A shul did not have a kohen who would ascend to the front of the shul and recite birkat kohanim. One day, they noticed that there was kohen davening Shacharit with them. They begged him to duchen so they would merit to receive the special blessing of the priests. He agreed to do so on condition that they pay him. A talmid chacham came by and was told the story. The scholar raised the possibility that no amen should be recited to such blessings because of our daf.

Our daf teaches that Torah is to be taught for free. Moshe Rabbeinu taught the Torah for free and we too are to teach the Torah for free. The Mishnah extends this law to other mitzvot and teaches that if someone violated the law, the sages suspended his mitzvah fulfillment as a punishment. A person who takes money for judging: his judgement is reversed. Someone who takes money for testifying: his testimony is thrown out.

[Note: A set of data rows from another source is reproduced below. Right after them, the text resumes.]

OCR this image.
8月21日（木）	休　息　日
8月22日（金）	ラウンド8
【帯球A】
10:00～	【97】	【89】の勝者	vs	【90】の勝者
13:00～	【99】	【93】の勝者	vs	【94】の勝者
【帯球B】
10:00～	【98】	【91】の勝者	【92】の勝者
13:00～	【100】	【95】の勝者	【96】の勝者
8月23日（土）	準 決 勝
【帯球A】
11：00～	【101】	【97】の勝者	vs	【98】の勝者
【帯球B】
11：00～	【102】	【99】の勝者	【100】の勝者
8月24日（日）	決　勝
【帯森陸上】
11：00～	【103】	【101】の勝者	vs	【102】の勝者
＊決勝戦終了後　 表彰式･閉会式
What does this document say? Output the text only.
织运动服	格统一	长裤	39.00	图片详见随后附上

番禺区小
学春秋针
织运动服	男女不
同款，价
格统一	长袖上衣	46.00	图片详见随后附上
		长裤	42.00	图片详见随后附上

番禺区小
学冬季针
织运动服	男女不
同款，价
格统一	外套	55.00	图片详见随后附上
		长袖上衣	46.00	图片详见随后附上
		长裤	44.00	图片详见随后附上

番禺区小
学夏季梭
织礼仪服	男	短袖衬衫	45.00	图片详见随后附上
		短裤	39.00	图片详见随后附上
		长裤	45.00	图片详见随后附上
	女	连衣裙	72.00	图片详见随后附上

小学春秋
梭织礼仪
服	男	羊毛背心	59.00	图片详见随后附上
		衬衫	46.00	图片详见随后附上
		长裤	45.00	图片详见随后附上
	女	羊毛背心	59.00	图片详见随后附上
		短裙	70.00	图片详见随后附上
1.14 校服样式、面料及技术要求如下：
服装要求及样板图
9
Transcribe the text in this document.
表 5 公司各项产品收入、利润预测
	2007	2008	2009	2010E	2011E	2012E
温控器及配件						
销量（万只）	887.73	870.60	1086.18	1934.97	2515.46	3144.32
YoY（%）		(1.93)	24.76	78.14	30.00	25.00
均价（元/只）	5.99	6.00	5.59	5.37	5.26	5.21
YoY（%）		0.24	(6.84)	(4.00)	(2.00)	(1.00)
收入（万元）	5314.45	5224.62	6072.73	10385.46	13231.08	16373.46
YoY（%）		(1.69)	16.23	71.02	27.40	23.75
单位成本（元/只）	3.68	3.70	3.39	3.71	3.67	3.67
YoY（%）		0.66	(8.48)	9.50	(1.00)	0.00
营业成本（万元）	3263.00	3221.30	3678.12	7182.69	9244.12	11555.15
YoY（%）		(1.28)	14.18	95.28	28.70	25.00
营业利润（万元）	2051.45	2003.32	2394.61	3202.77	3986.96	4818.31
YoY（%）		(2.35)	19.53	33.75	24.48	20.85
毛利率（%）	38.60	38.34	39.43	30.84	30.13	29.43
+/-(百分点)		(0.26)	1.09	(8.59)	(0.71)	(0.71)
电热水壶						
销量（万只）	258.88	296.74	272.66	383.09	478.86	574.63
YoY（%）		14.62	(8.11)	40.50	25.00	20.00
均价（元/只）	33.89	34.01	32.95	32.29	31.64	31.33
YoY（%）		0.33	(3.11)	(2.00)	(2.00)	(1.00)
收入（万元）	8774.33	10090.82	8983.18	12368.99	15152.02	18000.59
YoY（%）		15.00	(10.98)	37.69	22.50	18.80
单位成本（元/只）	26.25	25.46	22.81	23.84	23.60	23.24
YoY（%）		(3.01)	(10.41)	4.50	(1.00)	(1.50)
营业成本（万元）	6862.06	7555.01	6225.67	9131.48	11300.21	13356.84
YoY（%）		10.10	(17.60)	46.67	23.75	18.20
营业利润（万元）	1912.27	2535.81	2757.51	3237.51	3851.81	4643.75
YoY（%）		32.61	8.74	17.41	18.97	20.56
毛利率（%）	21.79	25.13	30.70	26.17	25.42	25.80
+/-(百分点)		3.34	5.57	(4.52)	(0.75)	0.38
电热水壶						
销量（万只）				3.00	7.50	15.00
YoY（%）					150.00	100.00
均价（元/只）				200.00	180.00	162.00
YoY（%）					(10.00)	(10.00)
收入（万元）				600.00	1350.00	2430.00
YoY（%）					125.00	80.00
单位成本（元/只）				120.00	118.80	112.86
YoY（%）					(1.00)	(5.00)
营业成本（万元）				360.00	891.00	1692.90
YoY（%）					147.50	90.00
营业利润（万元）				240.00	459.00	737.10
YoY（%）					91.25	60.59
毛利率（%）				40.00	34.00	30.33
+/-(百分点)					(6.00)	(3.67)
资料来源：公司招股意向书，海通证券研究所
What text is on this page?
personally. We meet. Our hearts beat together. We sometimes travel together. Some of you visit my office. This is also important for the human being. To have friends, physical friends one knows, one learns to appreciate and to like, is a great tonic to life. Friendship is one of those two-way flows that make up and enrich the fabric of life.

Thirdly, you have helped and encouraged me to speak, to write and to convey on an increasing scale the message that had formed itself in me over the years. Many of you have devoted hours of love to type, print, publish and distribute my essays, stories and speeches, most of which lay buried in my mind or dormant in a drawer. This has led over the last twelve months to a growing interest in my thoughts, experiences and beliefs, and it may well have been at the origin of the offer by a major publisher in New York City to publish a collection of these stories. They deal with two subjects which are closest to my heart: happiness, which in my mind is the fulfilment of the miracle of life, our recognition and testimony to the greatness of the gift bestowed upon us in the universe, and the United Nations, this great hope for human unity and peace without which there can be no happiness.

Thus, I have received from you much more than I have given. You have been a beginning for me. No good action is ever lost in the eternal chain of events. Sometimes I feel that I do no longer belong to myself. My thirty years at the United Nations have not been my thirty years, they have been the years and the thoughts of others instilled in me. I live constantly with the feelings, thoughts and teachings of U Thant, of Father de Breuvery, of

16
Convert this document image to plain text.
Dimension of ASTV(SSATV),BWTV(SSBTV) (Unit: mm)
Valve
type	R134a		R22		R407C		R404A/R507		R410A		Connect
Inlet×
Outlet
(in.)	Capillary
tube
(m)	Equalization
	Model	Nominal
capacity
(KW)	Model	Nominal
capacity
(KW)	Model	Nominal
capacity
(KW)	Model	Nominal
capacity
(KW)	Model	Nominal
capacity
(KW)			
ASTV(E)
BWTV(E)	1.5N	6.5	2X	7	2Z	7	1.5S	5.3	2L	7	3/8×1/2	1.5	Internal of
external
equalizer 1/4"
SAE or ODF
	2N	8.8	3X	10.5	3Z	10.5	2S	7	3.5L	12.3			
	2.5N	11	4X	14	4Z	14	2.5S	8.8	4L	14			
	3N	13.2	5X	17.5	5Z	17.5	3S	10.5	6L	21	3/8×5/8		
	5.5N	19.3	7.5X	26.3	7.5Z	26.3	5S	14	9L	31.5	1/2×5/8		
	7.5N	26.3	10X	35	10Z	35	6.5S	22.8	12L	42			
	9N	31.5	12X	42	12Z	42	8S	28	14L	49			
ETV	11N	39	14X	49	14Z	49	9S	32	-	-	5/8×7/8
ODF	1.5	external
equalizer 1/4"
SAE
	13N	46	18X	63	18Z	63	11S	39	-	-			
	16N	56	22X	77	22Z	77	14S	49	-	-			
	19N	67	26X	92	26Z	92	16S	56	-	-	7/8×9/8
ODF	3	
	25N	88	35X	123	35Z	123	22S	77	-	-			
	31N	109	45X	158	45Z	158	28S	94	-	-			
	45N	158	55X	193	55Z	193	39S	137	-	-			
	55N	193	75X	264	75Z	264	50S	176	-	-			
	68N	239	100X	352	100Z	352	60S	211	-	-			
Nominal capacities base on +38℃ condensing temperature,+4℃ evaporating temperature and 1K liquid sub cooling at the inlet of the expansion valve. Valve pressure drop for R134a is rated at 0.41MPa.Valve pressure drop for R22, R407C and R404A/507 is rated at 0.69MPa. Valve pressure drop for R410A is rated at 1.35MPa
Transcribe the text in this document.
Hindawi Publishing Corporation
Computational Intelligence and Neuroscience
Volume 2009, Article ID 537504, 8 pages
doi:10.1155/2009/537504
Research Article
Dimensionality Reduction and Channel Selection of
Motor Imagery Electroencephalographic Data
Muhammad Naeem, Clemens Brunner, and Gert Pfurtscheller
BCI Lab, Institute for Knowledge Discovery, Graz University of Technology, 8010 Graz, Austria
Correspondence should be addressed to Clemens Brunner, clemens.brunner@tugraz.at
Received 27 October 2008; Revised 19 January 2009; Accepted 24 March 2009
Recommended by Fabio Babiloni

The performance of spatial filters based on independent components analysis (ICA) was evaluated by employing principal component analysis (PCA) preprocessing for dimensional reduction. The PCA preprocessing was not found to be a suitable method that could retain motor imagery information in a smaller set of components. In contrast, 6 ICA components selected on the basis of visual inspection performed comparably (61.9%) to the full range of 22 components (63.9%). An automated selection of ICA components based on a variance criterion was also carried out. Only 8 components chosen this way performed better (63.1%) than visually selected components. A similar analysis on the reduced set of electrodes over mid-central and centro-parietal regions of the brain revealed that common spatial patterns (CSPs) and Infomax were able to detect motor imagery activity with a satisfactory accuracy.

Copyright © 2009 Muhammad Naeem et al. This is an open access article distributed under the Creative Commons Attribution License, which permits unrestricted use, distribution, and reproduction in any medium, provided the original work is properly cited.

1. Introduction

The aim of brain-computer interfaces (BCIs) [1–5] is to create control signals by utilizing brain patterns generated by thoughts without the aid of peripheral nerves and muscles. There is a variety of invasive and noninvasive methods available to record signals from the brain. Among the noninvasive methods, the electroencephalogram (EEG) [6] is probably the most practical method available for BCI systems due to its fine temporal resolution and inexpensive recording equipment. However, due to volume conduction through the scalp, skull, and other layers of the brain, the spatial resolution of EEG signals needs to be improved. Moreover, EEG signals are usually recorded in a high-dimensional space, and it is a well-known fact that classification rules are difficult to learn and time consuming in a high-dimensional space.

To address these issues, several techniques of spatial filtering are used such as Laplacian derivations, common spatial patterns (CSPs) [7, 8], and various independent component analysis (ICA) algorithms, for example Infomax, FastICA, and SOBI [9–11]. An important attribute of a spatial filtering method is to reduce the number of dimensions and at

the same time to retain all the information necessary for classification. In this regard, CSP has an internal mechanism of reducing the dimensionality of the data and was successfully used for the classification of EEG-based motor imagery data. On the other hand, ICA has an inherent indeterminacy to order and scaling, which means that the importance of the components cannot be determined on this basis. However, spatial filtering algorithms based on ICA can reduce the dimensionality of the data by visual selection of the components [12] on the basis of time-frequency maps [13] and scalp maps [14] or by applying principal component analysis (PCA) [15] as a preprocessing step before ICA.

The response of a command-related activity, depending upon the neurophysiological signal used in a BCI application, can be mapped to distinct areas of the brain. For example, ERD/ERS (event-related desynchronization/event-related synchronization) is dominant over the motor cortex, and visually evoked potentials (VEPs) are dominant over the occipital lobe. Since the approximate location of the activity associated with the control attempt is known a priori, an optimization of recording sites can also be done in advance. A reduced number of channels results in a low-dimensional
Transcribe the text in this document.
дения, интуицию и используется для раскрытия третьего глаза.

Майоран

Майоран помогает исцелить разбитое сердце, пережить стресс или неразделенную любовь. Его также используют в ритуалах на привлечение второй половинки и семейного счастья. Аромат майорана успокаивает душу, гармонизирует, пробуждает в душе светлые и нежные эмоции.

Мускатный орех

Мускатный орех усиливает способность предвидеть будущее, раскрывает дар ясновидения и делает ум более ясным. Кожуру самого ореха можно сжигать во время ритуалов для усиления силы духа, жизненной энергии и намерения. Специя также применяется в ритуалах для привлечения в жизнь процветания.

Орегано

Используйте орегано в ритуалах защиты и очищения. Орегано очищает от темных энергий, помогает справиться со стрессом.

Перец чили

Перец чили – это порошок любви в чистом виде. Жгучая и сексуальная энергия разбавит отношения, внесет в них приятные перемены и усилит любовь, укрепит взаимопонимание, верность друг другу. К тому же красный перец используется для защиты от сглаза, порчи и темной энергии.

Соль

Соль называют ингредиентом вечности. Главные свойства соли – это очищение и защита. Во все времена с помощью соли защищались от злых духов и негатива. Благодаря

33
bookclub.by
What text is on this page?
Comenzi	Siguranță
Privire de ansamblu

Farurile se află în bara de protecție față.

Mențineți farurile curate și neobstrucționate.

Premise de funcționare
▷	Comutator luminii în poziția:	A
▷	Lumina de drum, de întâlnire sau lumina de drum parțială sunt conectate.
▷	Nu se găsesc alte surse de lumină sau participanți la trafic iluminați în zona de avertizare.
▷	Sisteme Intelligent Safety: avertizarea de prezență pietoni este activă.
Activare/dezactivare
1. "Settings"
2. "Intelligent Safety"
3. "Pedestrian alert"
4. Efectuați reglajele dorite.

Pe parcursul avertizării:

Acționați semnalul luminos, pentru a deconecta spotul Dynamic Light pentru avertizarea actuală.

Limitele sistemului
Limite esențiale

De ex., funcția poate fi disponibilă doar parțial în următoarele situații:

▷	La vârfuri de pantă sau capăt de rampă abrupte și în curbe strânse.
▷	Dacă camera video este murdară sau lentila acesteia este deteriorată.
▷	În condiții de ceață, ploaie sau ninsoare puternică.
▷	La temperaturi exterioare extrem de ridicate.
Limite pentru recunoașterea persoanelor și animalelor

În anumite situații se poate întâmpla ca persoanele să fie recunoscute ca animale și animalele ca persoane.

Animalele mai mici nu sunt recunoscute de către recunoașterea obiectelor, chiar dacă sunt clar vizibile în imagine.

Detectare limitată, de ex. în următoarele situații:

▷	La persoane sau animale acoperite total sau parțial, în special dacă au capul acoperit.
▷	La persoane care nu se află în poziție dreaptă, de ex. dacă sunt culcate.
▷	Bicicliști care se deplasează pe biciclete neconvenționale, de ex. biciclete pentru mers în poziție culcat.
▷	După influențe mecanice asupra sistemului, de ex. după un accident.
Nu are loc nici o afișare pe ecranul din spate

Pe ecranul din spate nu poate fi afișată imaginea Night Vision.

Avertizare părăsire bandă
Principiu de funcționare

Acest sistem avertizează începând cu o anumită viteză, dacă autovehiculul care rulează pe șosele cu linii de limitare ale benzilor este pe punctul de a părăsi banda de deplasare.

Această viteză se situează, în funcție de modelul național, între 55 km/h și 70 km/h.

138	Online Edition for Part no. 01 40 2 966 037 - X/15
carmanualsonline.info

If a man would take money for mixing the ashes of the parah adumah with spring water, the ashes would have the status of regular ashes and the water would have the status of cave water and it would not be able to remove impurity from a tamei meit. The talmid chacham argued that the rabbinic enactment should apply to the kohen who is duchening for pay. He should lose out on the mitzvah, his blessing should not be considered a blessing, and no one should recite amen to the blessing. Rav Zilberstein brought the question to Rav Chaim Kanievsky shlit”a.

Rav Chaim rules that the community can respond to the blessings uttered by the kohen. Rambam (Hilchot Tefillah 15:6) teaches that even though a kohen who has killed or worshipped idols is not to duchen, a kohen who does not have such major sins but is not careful with mitzvot, or there are rumors about his misbehavior, or he is known not to be honest in business, he is allowed to duchen. We are not to prevent such a person from ascending and blessing; there is a mitzvat asei on the kohanim to bless the nation with birkat kohanim. We would not tell a person to add to his sins and to neglect his obligation to recite birkat kohanim. Rambam (Halacha 7) adds: “Do not wonder and ask, “What gain will come from the blessing of such a person?” The effectiveness of the blessing is not dependent on the kohanim. It is dependent on Hashem. The verse (Bamidbar 6:27) declared, “And they are to place my name on the children of Israel and I will bless them.” The kohanim perform the mitzvah they were commanded to do and Hashem, in His compassion, blesses the Jewish nation as He wishes.” We see from the Rambam the primary source of the blessing in birkat kohanim is Hashem, and for this reason even a kohen with sins is to duchen. Our Gemara discusses a rabbinic enactment to sometimes suspend mitzvah fulfillment to encourage individuals not to illegally take money for the mitzvah. Since the essence of the blessing of the priests comes from Hashem and the rabbis allowed many sinful priests to recite the blessing, the rabbis certainly did not make their enactment for this case, and if a kohen is getting paid for blessing the community, his blessing is a suitable channel for Hashem to use for the blessings He sends down to the Jewish nation and the community can respond amen to the duchening. (Chashukei Chemed)

By Rabbi Zev Reichman


Rabbi Zev Reichman teaches Daf Yomi in his shul, East Hill Synagogue.